Environmental activists from six Mekong River riparian countries attending a separate conference on Natural Resources Management in the Mekong Region at the United Nations office in Bangkok this week attacked the IUCN for “striking an illegitimate bargain with those who would destroy [primary Laotian forests]”.

For the past decade, IUCN and one of its members, the Wildlife Conservation Society, have been working with the Laotian government to manage the 3,200-square-kilometre Nakai-Nam Theun National Biodiversity Conservation Area.

Both expressed their support for Laos’ plan to build the dam to generate revenue that could help conserve the remaining forests. The Laotian government has been pursuing a loan guarantee and other concessions from the World Bank for the US$1.3-billion (Bt52.2-billion) project. The bank is expected to make a decision in the next few months. “The World Bank is using information from the IUCN all the time to justify this dam, and we expect the IUCN as a leading world conservation organisation to defend, not destroy, Laos’ world-class forest,” said Weerawat Thiraprasart, adviser to the Bangkok-based Project for Ecological Recovery.

The Laotian government is scheduled to discuss a conservation plan for its ecologically unique Nakai-Nam Theun forests today at the World Conservation Congress hosted by the IUCN. The plan to build a dam and donate revenue to the environment has drawn controversy in past decades, as the proposed dam would flood 450 square kilometres in the heart of the conservation area. In addition to the nearly 400 Asian elephants at risk, the project would affect a number species on the IUCN’s endangered “Red List”, including the rare white-winged wood duck.

In its 1997 letter to the US-based International Rivers Network, the IUCN stated that, “On balance the social and environmental benefits of the [dam] proposal outweigh the negative aspects.”

It continued, “The globally important biodiversity hotspot which is the Nam Theun watershed will be more surely protected if the dam is built in association with the [World Bank] than by an unregulated, unmonitored private-sector consortium.”

When asked last week for an update on its role in the project, IUCN spokeswoman Denise Jeanmonod told The Nation that the “IUCN secretariat does not take a position ‘for’ or ‘against’ the plan to build the Nam Theun 2 dam”.

But the body’s failure to oppose the dam drew criticism from a Laotian environmentalist. The activist, who asked not to be named, said that by not opposing the destruction of this ecologically critical forest, the IUCN risked becoming irrelevant.

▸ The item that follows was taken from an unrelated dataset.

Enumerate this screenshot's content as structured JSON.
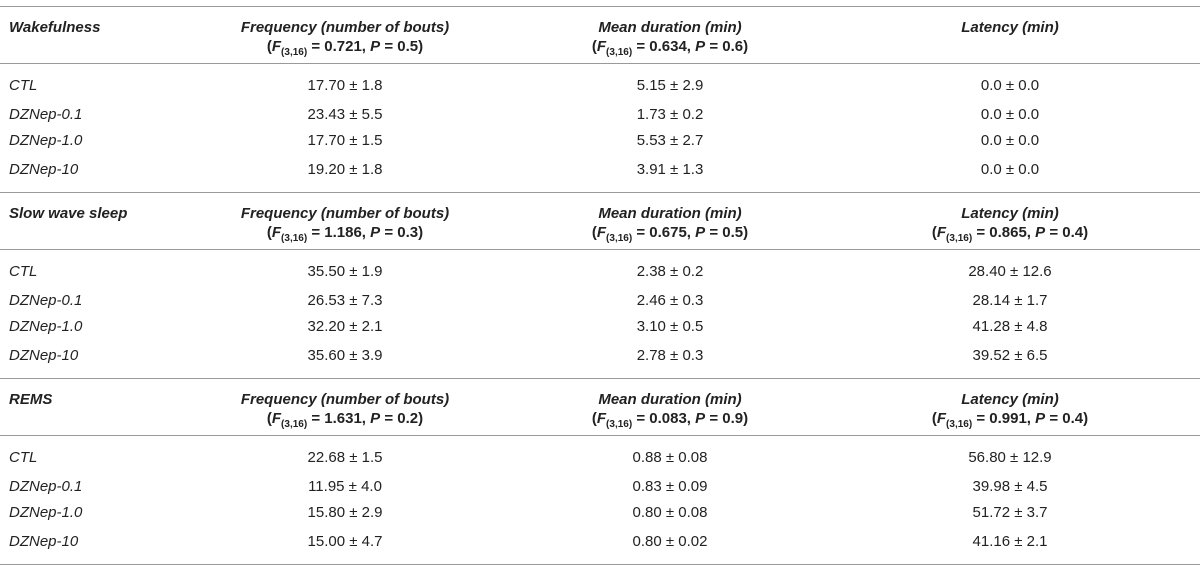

“If the IUCN just wants to put out a list of endangered species, but not do anything to protect them, it should change its name to an endangered-species listing organisation,” he said. “It should no longer call itself a conservation organisation.”

Critics also point out that the dam proposal violates six out of seven recommendations made by the 2000 World Commission on Dams (WCD) report, commissioned by the IUCN and the World Bank to guide the evaluation of future proposals regarding large dams.

“Nam Theun 2 clearly does not comply with the strategic priorities of the WCD,” said Shannon Lawrence, international policy analyst of the Washington DC-based group Environmental Defence, which is a member of the IUCN.